When the Earth is moving toward a star that is fixed relative to the sun, we see a blueshift in the star’s light, and we see a redshift in the light coming from stars that are in the opposite direction. That indicates that the speed of light is controlled in our solar system by something inside the space of our solar system, and it indicates that we are moving toward the blueshifted light at the additive velocity of c + v and the redshifted light is moving toward us at the subtractive velocity of c – v, with v being our speed around the sun.

If you study the Doppler Effects, you will find that Doppler predicted this redshift and blueshift in 1843, and you will also learn that there are two main causes for these kinds of redshifts and blueshifts. One is a physical lengthening and shortening of waves (wavelengths) in space, and the other is caused by a less rapid and more rapid encountering of the waves. Study the Doppler Effects regarding sound and you’ll see what I’m talking about.

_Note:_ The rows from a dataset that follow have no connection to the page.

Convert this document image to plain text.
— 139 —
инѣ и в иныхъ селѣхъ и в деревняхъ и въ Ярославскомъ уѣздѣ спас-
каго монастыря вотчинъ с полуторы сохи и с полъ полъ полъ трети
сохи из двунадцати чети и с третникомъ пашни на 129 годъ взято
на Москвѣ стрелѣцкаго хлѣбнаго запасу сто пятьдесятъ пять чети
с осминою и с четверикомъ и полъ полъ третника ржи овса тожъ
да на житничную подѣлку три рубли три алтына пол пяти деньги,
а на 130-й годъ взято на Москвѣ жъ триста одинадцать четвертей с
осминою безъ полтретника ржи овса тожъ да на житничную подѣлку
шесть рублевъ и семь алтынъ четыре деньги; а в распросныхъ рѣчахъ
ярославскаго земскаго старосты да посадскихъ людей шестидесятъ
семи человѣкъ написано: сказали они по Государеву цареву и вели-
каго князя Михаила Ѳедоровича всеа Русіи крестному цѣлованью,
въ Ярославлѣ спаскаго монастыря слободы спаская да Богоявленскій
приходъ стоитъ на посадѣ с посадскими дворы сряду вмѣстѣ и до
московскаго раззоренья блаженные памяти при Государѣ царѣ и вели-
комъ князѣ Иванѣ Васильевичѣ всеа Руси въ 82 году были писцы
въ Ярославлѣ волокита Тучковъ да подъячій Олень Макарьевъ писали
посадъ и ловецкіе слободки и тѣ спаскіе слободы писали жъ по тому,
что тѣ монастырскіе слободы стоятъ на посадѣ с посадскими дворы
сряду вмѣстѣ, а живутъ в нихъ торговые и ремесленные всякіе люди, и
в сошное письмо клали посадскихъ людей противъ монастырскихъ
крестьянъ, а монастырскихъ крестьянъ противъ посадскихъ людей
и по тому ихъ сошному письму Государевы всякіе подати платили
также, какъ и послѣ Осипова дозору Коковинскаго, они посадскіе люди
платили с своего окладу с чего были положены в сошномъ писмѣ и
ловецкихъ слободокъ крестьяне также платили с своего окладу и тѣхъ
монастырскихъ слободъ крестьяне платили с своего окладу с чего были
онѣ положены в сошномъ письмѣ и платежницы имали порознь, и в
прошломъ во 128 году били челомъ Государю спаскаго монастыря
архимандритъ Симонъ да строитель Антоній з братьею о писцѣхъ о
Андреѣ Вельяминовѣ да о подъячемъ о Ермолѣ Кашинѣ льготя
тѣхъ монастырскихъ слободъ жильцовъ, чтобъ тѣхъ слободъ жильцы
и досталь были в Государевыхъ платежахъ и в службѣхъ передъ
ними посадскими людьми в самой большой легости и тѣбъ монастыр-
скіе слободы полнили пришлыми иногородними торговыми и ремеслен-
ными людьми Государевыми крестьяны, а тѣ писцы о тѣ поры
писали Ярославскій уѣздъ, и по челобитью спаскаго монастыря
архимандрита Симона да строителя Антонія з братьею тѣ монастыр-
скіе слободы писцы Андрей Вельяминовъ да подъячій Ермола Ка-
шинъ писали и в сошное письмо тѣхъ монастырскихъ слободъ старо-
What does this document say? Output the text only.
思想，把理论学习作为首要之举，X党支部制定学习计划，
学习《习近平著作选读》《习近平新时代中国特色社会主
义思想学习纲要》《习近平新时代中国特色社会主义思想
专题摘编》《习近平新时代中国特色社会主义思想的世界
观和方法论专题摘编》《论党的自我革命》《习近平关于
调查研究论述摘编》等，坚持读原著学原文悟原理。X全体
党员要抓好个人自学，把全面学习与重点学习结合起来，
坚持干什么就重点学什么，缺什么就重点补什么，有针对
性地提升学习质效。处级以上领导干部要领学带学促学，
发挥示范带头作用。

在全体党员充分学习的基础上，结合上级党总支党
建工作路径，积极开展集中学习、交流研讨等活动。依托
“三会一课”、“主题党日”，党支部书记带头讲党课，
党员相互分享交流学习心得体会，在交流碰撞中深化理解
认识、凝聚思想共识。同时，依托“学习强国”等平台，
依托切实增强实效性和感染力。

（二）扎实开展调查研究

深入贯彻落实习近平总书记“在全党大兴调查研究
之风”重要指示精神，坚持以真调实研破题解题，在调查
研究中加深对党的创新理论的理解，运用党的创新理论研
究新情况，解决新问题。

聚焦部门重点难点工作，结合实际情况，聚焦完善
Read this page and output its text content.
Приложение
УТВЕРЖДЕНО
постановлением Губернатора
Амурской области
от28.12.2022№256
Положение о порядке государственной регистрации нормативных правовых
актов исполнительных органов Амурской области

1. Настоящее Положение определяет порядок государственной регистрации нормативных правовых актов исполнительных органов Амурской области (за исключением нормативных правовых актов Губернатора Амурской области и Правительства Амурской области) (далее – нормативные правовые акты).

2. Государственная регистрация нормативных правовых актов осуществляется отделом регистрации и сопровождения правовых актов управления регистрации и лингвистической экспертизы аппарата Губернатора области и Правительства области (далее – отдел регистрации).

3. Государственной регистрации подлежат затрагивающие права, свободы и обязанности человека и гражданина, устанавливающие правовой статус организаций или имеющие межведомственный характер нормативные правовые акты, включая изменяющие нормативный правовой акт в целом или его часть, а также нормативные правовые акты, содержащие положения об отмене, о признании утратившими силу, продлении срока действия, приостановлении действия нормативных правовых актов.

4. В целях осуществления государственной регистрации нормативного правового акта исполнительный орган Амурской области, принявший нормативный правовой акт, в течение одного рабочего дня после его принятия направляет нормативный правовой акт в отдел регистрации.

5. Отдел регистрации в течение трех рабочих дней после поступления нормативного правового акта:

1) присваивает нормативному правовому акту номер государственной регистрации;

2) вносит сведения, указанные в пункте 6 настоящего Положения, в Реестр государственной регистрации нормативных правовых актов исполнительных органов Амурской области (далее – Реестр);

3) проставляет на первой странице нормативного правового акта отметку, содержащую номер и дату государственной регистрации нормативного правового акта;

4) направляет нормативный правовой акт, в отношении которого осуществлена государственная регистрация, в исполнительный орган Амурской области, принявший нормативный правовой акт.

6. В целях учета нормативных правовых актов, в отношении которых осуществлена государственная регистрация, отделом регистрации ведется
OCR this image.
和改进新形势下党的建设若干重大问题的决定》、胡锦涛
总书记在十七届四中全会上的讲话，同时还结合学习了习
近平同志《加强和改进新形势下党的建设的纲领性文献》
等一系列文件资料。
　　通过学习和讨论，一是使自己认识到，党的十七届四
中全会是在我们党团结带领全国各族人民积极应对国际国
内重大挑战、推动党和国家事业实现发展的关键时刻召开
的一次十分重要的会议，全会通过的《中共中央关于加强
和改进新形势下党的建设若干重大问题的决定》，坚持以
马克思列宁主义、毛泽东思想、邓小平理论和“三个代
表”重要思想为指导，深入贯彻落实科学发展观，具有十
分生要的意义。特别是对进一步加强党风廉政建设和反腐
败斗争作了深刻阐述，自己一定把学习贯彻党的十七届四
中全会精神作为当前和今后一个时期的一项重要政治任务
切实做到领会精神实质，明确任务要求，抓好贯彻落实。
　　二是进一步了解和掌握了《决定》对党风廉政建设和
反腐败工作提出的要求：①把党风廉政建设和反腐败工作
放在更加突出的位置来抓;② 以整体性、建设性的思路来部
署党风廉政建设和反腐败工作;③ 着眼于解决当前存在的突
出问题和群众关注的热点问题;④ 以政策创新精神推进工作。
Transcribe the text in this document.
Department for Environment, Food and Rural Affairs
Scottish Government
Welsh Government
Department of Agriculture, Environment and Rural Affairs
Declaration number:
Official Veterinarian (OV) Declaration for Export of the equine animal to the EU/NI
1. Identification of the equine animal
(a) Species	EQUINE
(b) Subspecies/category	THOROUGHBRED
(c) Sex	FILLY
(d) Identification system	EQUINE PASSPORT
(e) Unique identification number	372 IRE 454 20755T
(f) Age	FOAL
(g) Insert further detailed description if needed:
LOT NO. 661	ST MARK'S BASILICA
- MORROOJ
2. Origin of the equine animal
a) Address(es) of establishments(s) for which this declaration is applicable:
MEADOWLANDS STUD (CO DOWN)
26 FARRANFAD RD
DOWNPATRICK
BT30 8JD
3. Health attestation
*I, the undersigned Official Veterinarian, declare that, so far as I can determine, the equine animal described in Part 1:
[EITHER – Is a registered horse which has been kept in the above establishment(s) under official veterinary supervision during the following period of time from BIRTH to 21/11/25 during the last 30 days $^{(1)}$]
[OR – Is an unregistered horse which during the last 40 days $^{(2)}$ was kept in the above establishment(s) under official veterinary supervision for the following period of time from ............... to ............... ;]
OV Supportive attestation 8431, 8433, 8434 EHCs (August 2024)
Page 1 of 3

The redshifts and blueshifts due to the earth’s motion around the sun are due to subtractive and additive light-speed effects. This is common Doppler theory, it was well thought-out, explained, and predicted more than 160 years ago. When spectroscopes were adapted to telescopes, they proved the classical Doppler theory to be correct.

 

[David]

There is other

Here, read Dr. Su’s paper, “Quantum Electromagnetics – A Local-Ether Wave Equation Unifying Quantum Mechanics, Electromagnetics, and Gravitation,” and he’ll explain the whole thing to you. His papers are all over the internet and have been published in several languages and in several mainstream physics journals in several countries. This is not called “relativity” anymore. It’s called “quantum mechanics” and “electromagnetics”. “Relativity” is sort of an old-fashioned term now.

http://qem.ee.nthu.edu.tw/outline.pdf

 

[chroot]

Enough psuedoscience and handwaving. The original question has been answered in sufficient detail. David, keep your personal ideas out of the General Physics forum.

- Warren